American politician (born 1969)

Marion O'Neill Rarick (née Daniels, born July 1, 1969) is an American politician serving in the Minnesota House of Representatives since 2013. A member of the Republican Party of Minnesota, O'Neill represents District 29B in central Minnesota, which includes the cities of Buffalo and Monticello and parts of Wright County.

==Education and career==
O'Neill attended Bemidji State University, graduating with a B.S. in applied psychology, and Regent University, graduating with a M.A. in counseling. She worked in the Minnesota Senate as a legislative assistant to Senator John Howe from 2010 to 2012.

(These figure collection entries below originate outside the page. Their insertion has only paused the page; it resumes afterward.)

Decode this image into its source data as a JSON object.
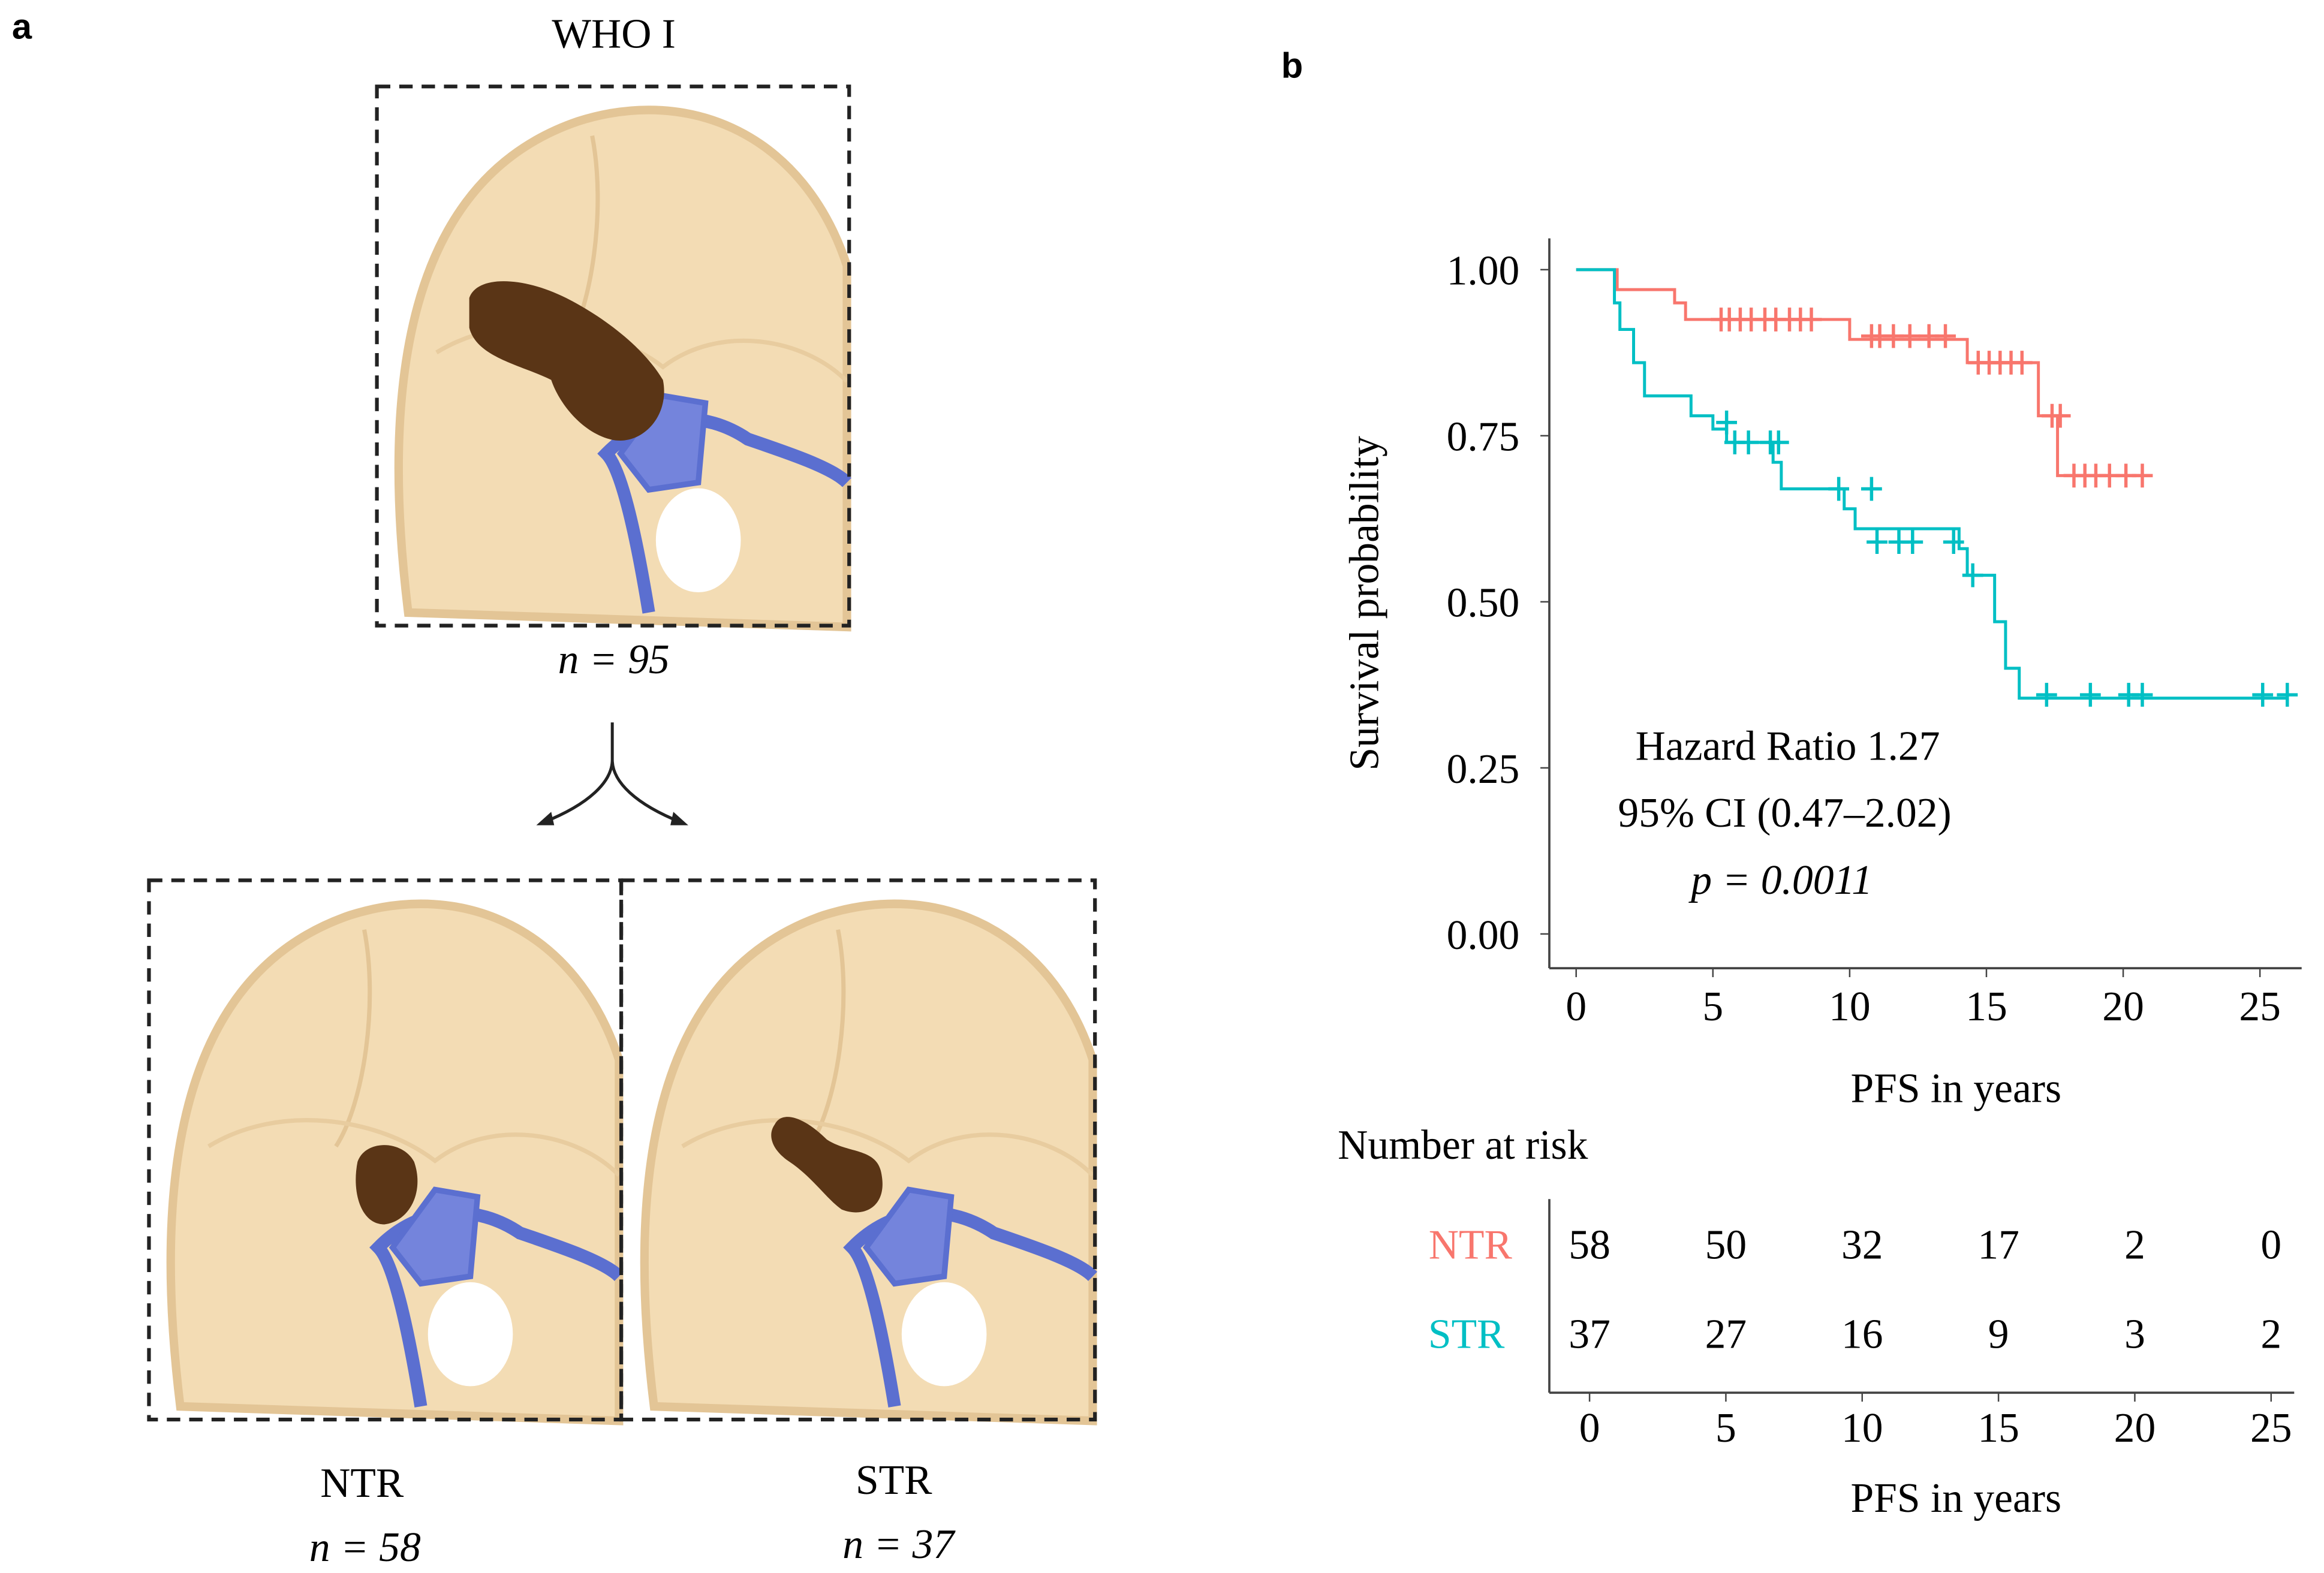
{
  "panel_a": {
    "label": "a",
    "top": {
      "title": "WHO I",
      "n": "n = 95"
    },
    "left": {
      "title": "NTR",
      "n": "n = 58"
    },
    "right": {
      "title": "STR",
      "n": "n = 37"
    },
    "colors": {
      "bone": "#f3dcb4",
      "bone_edge": "#e3c596",
      "vein": "#5b6fd0",
      "tumor": "#5a3516"
    }
  },
  "panel_b": {
    "label": "b",
    "annotation": {
      "hr": "Hazard Ratio 1.27",
      "ci": "95% CI (0.47–2.02)",
      "p": "p = 0.0011"
    },
    "risk_table": {
      "title": "Number at risk",
      "rows": [
        {
          "name": "NTR",
          "color": "#f8766d",
          "values": [
            "58",
            "50",
            "32",
            "17",
            "2",
            "0"
          ]
        },
        {
          "name": "STR",
          "color": "#00bfc4",
          "values": [
            "37",
            "27",
            "16",
            "9",
            "3",
            "2"
          ]
        }
      ],
      "x_ticks": [
        "0",
        "5",
        "10",
        "15",
        "20",
        "25"
      ],
      "xlabel": "PFS in years"
    }
  },
  "chart_data": {
    "type": "line",
    "title": "",
    "xlabel": "PFS in years",
    "ylabel": "Survival probability",
    "xlim": [
      0,
      26.5
    ],
    "ylim": [
      0,
      1
    ],
    "x_ticks": [
      "0",
      "5",
      "10",
      "15",
      "20",
      "25"
    ],
    "y_ticks": [
      "0.00",
      "0.25",
      "0.50",
      "0.75",
      "1.00"
    ],
    "grid": false,
    "series": [
      {
        "name": "NTR",
        "color": "#f8766d",
        "steps": [
          [
            0,
            1
          ],
          [
            1.5,
            0.97
          ],
          [
            3.6,
            0.95
          ],
          [
            4,
            0.925
          ],
          [
            10,
            0.895
          ],
          [
            14.3,
            0.86
          ],
          [
            16.9,
            0.78
          ],
          [
            17.6,
            0.69
          ],
          [
            21,
            0.69
          ]
        ],
        "censored": [
          [
            5.3,
            0.925
          ],
          [
            5.6,
            0.925
          ],
          [
            6,
            0.925
          ],
          [
            6.4,
            0.925
          ],
          [
            6.9,
            0.925
          ],
          [
            7.3,
            0.925
          ],
          [
            7.8,
            0.925
          ],
          [
            8.2,
            0.925
          ],
          [
            8.6,
            0.925
          ],
          [
            10.8,
            0.9
          ],
          [
            11.1,
            0.9
          ],
          [
            11.6,
            0.9
          ],
          [
            12.2,
            0.9
          ],
          [
            12.9,
            0.9
          ],
          [
            13.5,
            0.9
          ],
          [
            14.7,
            0.86
          ],
          [
            15.1,
            0.86
          ],
          [
            15.5,
            0.86
          ],
          [
            15.9,
            0.86
          ],
          [
            16.3,
            0.86
          ],
          [
            17.4,
            0.78
          ],
          [
            17.7,
            0.78
          ],
          [
            18.2,
            0.69
          ],
          [
            18.6,
            0.69
          ],
          [
            19,
            0.69
          ],
          [
            19.5,
            0.69
          ],
          [
            20.1,
            0.69
          ],
          [
            20.7,
            0.69
          ]
        ]
      },
      {
        "name": "STR",
        "color": "#00bfc4",
        "steps": [
          [
            0,
            1
          ],
          [
            1.4,
            0.95
          ],
          [
            1.6,
            0.91
          ],
          [
            2.1,
            0.86
          ],
          [
            2.5,
            0.81
          ],
          [
            4.2,
            0.78
          ],
          [
            5,
            0.76
          ],
          [
            5.5,
            0.74
          ],
          [
            7.2,
            0.71
          ],
          [
            7.5,
            0.67
          ],
          [
            9.8,
            0.64
          ],
          [
            10.2,
            0.61
          ],
          [
            14,
            0.58
          ],
          [
            14.3,
            0.54
          ],
          [
            15.3,
            0.47
          ],
          [
            15.7,
            0.4
          ],
          [
            16.2,
            0.355
          ],
          [
            26,
            0.355
          ]
        ],
        "censored": [
          [
            5.5,
            0.77
          ],
          [
            5.8,
            0.74
          ],
          [
            6.3,
            0.74
          ],
          [
            7.1,
            0.74
          ],
          [
            7.4,
            0.74
          ],
          [
            9.6,
            0.67
          ],
          [
            10.8,
            0.67
          ],
          [
            11,
            0.59
          ],
          [
            11.8,
            0.59
          ],
          [
            12.3,
            0.59
          ],
          [
            13.8,
            0.59
          ],
          [
            14.5,
            0.54
          ],
          [
            17.2,
            0.36
          ],
          [
            18.8,
            0.36
          ],
          [
            20.2,
            0.36
          ],
          [
            20.7,
            0.36
          ],
          [
            25.1,
            0.36
          ],
          [
            26,
            0.36
          ]
        ]
      }
    ]
  }
}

==Minnesota House of Representatives==
O'Neill was elected to the Minnesota House of Representatives in 2012, following redistricting and the retirement of Bruce Anderson, who resigned to run for the Minnesota Senate, and has been reelected every two years since.

In 2017-18 O'Neill served as an assistant majority leader for the House Republican caucus. She serves as the minority lead on the Higher Education Finance and Policy Committee and sits on the Climate and Energy Finance and Policy, Rules and Legislative Administration, and Ways and Means Committees.

==Personal life==
O'Neill married her fellow Republican state legislator, Senator Jason Rarick, in 2023. O'Neill's brother Brian Daniels also serves in the Minnesota House of Representatives.

== Electoral history ==

2012 Minnesota State House - District 29B
| Party |  | Candidate | Votes | % |
|---|---|---|---|---|
|  | Republican | Marion O'Neill | 9,654 | 50.15 |
|  | Democratic (DFL) | Barrett A. Chrissis | 8,136 | 42.26 |
|  | Independence | Eugene Newcombe | 1,429 | 7.42 |
|  | Write-in |  | 31 | 0.16 |
| Total votes |  |  | 19,250 | 100.0 |
|  | Republican hold |  |  |  |

2014 Minnesota State House - District 29B
| Party |  | Candidate | Votes | % |
|---|---|---|---|---|
|  | Republican | Marion O'Neill (incumbent) | 10,196 | 96.77 |
|  | Write-in |  | 340 | 3.23 |
| Total votes |  |  | 10,536 | 100.0 |
|  | Republican hold |  |  |  |

2016 Minnesota State House - District 29B
| Party |  | Candidate | Votes | % |
|---|---|---|---|---|
|  | Republican | Marion O'Neill (incumbent) | 12,808 | 65.53 |
|  | Democratic (DFL) | Steve Kilburn | 6,714 | 34.35 |
|  | Write-in |  | 23 | 0.12 |
| Total votes |  |  | 19,545 | 100.0 |
|  | Republican hold |  |  |  |

2018 Minnesota State House - District 29B
| Party |  | Candidate | Votes | % |
|---|---|---|---|---|
|  | Republican | Marion O'Neill (incumbent) | 10,531 | 62.02 |
|  | Democratic (DFL) | Sharon McGinty | 6,434 | 37.89 |
|  | Write-in |  | 16 | 0.09 |
| Total votes |  |  | 16,981 | 100.0 |
|  | Republican hold |  |  |  |

2020 Minnesota State House - District 29B
| Party |  | Candidate | Votes | % |
|---|---|---|---|---|
|  | Republican | Marion O'Neill (incumbent) | 14,290 | 62.95 |
|  | Democratic (DFL) | Joe Rosh | 8,373 | 36.88 |
|  | Write-in |  | 38 | 0.17 |
| Total votes |  |  | 22,701 | 100.0 |
|  | Republican hold |  |  |  |

2022 Minnesota State House - District 29B
| Party |  | Candidate | Votes | % |
|---|---|---|---|---|
|  | Republican | Marion O'Neill (incumbent) | 13,665 | 95.82 |
|  | Write-in |  | 596 | 4.18 |
| Total votes |  |  | 14,261 | 100.0 |
|  | Republican hold |  |  |  |

==Personal life==
O'Neill has two children and six grandchildren. She resides in Maple Lake, Minnesota. Her brother, Brian Daniels, also serves in the Minnesota House of Representatives.